I found some quotes from a student, OC. I didn't share them before because they felt too sweet to tell anyone else, but now I think there's something to learn here.
"It's like God took everything amazing and put it together (hands gesturing, pulsing towards each other with enthusiasm) when he made you."
"Jesse, when you get married can I come to your wedding?"
"Jesse is way too kind and adorable for anything bad to happen to her."
"Oh, I know that I can't make you unhappy. Nothing can bring you down, Jesse. If you'd been around in the 1930s the Great Depression would never have happened."
I really felt connected to OC, like he got it, he got me, he got the math, not just the content but the beauty, the incredible awe of it all.
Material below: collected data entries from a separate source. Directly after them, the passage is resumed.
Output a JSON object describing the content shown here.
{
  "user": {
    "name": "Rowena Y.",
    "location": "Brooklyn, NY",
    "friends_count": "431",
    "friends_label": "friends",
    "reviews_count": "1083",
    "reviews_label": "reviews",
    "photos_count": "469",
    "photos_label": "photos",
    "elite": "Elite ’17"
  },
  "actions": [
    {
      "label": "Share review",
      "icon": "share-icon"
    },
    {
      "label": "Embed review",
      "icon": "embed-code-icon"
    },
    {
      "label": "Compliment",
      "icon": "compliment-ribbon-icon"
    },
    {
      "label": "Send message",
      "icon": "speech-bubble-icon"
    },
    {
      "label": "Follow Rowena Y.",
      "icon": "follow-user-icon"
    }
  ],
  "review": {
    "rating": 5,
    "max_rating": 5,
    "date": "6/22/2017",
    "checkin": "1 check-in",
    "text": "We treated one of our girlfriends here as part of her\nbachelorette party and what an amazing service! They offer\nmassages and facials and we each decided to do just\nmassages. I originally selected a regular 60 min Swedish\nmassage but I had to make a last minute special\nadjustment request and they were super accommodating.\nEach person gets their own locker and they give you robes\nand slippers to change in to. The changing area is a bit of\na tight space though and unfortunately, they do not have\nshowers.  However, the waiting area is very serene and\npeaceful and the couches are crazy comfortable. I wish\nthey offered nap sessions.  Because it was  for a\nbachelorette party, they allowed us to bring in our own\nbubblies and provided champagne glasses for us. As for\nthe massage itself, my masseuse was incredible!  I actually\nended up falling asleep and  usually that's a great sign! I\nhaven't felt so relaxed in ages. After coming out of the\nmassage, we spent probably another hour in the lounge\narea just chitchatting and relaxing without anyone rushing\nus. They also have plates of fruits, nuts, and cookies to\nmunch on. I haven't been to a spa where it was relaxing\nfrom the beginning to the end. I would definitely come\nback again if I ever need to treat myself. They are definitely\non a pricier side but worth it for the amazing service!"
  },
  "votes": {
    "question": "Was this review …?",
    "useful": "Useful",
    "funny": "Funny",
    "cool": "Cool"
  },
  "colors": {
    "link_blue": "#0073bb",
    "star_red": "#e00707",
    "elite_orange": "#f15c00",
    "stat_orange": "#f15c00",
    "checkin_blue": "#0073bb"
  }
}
He is an amazing kid, sophisticated, with remarkable resonant maturity in a 14 year old body. I was totally professional with him, but there was such tenderness and sweetness in our interactions, it felt like it was too much. And indeed, by the end of the year he had really pushed me away, doing his adolescent thing beautifully, if painfully for me. He laughed and scoffed at me, cut my class, apologized but avoided conversation, actual sincere interaction with me at the end.
I took this kid's crush on me personally, and I think that made school harder for him. In order to find balance, he had to push extra hard against me towards the end of the year, so that it felt like there was nothing between us at all.
At the end of the year this year, I felt really sad, more than ever before. My aversion to saying goodbye, to stop seeing their faces everyday, was so strong that I didn't want to come to school in the morning. It was funny too, because they were never more annoying to me than at the end of the year and so being with them was joy and sorrow, annoyance and delight all at the same time. We were terminating, as they call it in the psychoanalytic approach to group dynamics, and it was painful for all of us, probably more so for them than for me. I taught 9th and 10th graders last year, so I will see them again in the halls, but it will not be the same. This is the thing that I know now that I didn't before: they will see me and we will know each other, some will hug me and say hi, others will not, in any case it will not be the same. I will become obsolete in their experience of high school, just by virtue of being in their past.
That's the way it should be. It's normal, there's nothing at all wrong with it. But I felt it this year for the first time, as we were ending. I felt the finality of the goodbye, the end of seeing them every day, for better and for worse, when we get along and do amazing work and when we are frustrated constantly and accomplish nothing. I am living a new life now, without them, without their mysterious adolescent energies in my life. Next year when I return that energy will return to my life but they will not.
This stuff is interesting, right?! As I experience more of these intense emotions in my relationships with kids, I get better at holding space for them to be where they're at, and to support them throughout their pushing and pulling. That's what I'm there for. I think this experience with OC will allow me to better see what's going on with a kid without taking their affection or mistrust personally, and will give them space to grow and learn in the safety of my conscious presence. I think my awareness of how painful it is to say goodbye will allow me to better appreciate them while we are together, and I trust that my experience of enjoyment and enthusiasm will serve them well.
Thank you OC, and all of you, my previous students...through you I have learned so much.
Thanks for this brave and insightful post, much for me to think about as I do have a natural tendency to attach to all my students. Awareness, like this, will serve well.